Abstracts

Rationale: We recently found that the mammalian target of rapamycin (mTOR) signaling pathway is involved in epileptogenesis, and mTOR inhibitor rapamycin prevents epilepsy in a rat seizure model induced by kainate. However, rapamycin induces a paradoxical exacerbation of increased S6 phosphorylation when administrated within a short period before kainate injection. In the present study, we examined the effect of perifosine, an inhibitor of upstream target of mTOR, on epileptogenesis in kainate seizure model in rats.Methods: Six week old male Sprague-Dawley rats were pre-treated with vehicle or Perifosine (20 mg/kg/d, i.p.) for 3 days.
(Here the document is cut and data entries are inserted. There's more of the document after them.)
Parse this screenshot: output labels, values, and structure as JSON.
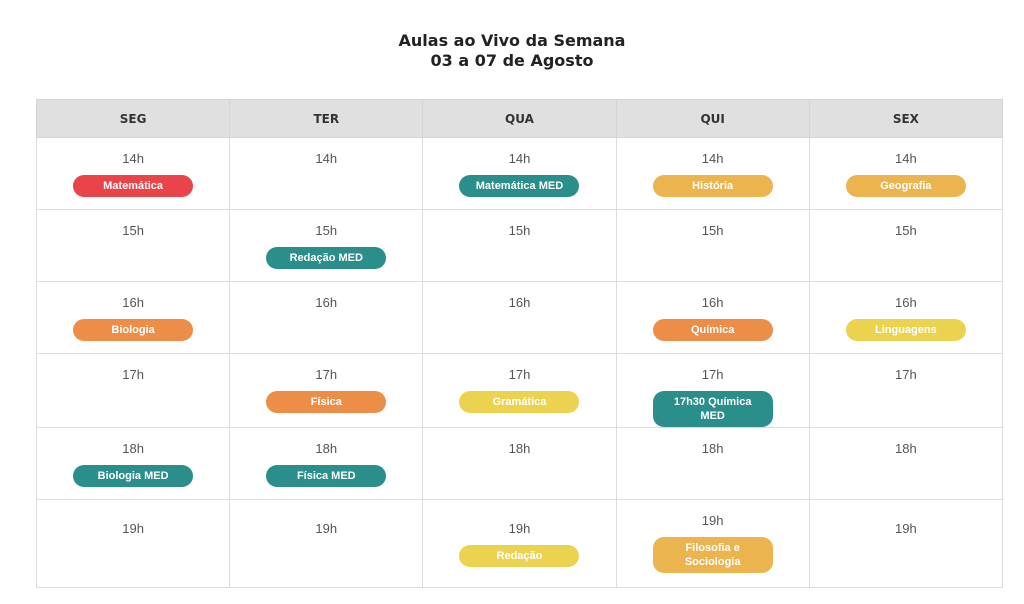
{
  "header": {
    "title": "Aulas ao Vivo da Semana",
    "subtitle": "03 a 07 de Agosto"
  },
  "table": {
    "days": [
      "SEG",
      "TER",
      "QUA",
      "QUI",
      "SEX"
    ],
    "rows": [
      {
        "cells": [
          {
            "time": "14h",
            "class": {
              "label": "Matemática",
              "color": "#e9444a"
            }
          },
          {
            "time": "14h"
          },
          {
            "time": "14h",
            "class": {
              "label": "Matemática MED",
              "color": "#2a8f8b"
            }
          },
          {
            "time": "14h",
            "class": {
              "label": "História",
              "color": "#ebb44f"
            }
          },
          {
            "time": "14h",
            "class": {
              "label": "Geografia",
              "color": "#ebb44f"
            }
          }
        ]
      },
      {
        "cells": [
          {
            "time": "15h"
          },
          {
            "time": "15h",
            "class": {
              "label": "Redação MED",
              "color": "#2a8f8b"
            }
          },
          {
            "time": "15h"
          },
          {
            "time": "15h"
          },
          {
            "time": "15h"
          }
        ]
      },
      {
        "cells": [
          {
            "time": "16h",
            "class": {
              "label": "Biologia",
              "color": "#ec8e48"
            }
          },
          {
            "time": "16h"
          },
          {
            "time": "16h"
          },
          {
            "time": "16h",
            "class": {
              "label": "Química",
              "color": "#ec8e48"
            }
          },
          {
            "time": "16h",
            "class": {
              "label": "Linguagens",
              "color": "#ebd350"
            }
          }
        ]
      },
      {
        "cells": [
          {
            "time": "17h"
          },
          {
            "time": "17h",
            "class": {
              "label": "Física",
              "color": "#ec8e48"
            }
          },
          {
            "time": "17h",
            "class": {
              "label": "Gramática",
              "color": "#ebd350"
            }
          },
          {
            "time": "17h",
            "class": {
              "label": "17h30 Química MED",
              "color": "#2a8f8b"
            }
          },
          {
            "time": "17h"
          }
        ]
      },
      {
        "cells": [
          {
            "time": "18h",
            "class": {
              "label": "Biologia MED",
              "color": "#2a8f8b"
            }
          },
          {
            "time": "18h",
            "class": {
              "label": "Física MED",
              "color": "#2a8f8b"
            }
          },
          {
            "time": "18h"
          },
          {
            "time": "18h"
          },
          {
            "time": "18h"
          }
        ]
      },
      {
        "cells": [
          {
            "time": "19h"
          },
          {
            "time": "19h"
          },
          {
            "time": "19h",
            "class": {
              "label": "Redação",
              "color": "#ebd350"
            }
          },
          {
            "time": "19h",
            "class": {
              "label": "Filosofia e Sociologia",
              "color": "#ebb44f"
            }
          },
          {
            "time": "19h"
          }
        ]
      }
    ]
  }
}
On the fourth day, both groups received kainate (12 mg/kg, i.p.) to induce stage 4-5 seizures. Phosphorylation of Akt and S6 expression were assayed by Western blotting at different time intervals after kainate administration. Fluoro-Jade B staining was conducted to monitor neuronal cell death in hippocampus 7 days after kainate seizures. Timm staining was carried out 4 weeks after kainate injection to detect mossy fiber sprouting. To monitor spontaneous seizures, rats were implanted with neocortical electrodes and monitored for seizures by video-EEG for several weeks after kainate.Results: Perifosine administered for 3 days prior to kainate almost completely blocked kainate seizure-induced activation of Akt phosphorylation both acutely and chronically (p<0.01). However, Perifosine had slight inhibition effect on S6 phosphorylation. Interestingly, perifosine dramatically reduced kainate-induced neuronal cell death and mossy fiber sprouting (n = 5 rats/group). Video-EEG studies over a couple weeks suggested that perifosine reduced the development of spontaneous seizures, which showed better than, or at least the same effect as mTOR inhibitor rapamycin (n = 8-10 rats/group).Conclusions: Perifosine has potential anti-epileptogenic effects in the kainate rat epilepsy model. mTOR signaling pathway may be involved in epileptogenensis by alternative pathways besides typical Akt-mTOR-S6K-S6 pathway.